28 January 2025

Starving Russia’s War Economy

Noel Foster

The most effective general in Vladimir Putin’s Russia is a diminutive economist by the name of Elvira Sakhipzadovna Nabiullina. When Russia’s frontlines were collapsing in summer 2023—and Chief of Staff General Valery Gerasimov and Defense Minister Sergey Shoigu were shamed by Yevgeny Prigozhin, who then proceeded to mutiny and march on Moscow—Nabiullina calmly kept the ruble afloat and counteracted Western sanctions. A product of a workingclass ethnic Tatar family who pushed the limits of late Soviet meritocracy, Nabiullina has preserved the ruble since being named Central Bank governor in 2013, in the face of successive rounds of Western sanctions and war following Putin’s February 2014 takeover of Crimea. One would do well to listen to Nabiullina’s warnings, therefore, when she told the Duma that the main threat to the Russian economy comes not from the West’s sanctions, but rather from Russia’s labor shortages.1 In an overheated war economy, 85 percent of Russian companies reported worker shortages, and salaries for semi-skilled positions increased by up to 20 percent.2 That is untenable.

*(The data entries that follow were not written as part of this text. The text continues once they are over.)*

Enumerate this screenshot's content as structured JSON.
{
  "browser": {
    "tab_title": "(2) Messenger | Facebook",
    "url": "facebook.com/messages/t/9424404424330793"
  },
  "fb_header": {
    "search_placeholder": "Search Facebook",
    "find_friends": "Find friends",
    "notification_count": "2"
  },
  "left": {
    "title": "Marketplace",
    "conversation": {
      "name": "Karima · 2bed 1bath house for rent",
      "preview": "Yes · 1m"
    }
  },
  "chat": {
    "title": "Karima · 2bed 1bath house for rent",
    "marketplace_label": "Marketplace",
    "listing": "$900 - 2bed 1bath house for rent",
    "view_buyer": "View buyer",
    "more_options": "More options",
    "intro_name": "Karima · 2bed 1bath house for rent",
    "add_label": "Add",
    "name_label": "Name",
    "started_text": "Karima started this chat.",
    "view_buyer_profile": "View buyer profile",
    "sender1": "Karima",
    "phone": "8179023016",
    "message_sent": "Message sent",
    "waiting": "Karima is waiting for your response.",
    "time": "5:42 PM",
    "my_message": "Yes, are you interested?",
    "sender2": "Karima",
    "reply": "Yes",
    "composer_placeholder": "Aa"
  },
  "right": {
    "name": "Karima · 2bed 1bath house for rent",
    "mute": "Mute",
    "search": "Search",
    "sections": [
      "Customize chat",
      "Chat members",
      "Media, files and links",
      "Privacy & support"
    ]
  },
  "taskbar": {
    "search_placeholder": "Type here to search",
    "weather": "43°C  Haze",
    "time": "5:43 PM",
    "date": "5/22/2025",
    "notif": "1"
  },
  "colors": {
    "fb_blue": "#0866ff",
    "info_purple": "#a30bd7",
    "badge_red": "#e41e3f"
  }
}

For this very reason, Putin has done the unthinkable, replacing Defense Minister Sergei Shoigu, a former military officer, with an economist, Andrey Belousov, on May12,2024. Since 2012, Shoigu had served Putin loyally, if not well. As Russia’s military entered a third year of a costly stalemate, his position had nonetheless seemed secure, but as Kremlin press secretary Dmitri Peskov explained, “we are gradually approaching the situation of the mid-80s when the share of expenses for the security bloc in the economy was 7.4%. It’s not critical, but it’s extremely important.”3 The Kremlin is engaged in an industrial-age war with Ukraine. Much like the World Wars, this is a war of production, pitting Russia’s globalized wartime economy against that of Ukraine and its allies in a war of attrition. For Putin, war is too important to be left solely to the generals, and so Russia’s technocrats and economists are increasingly taking over.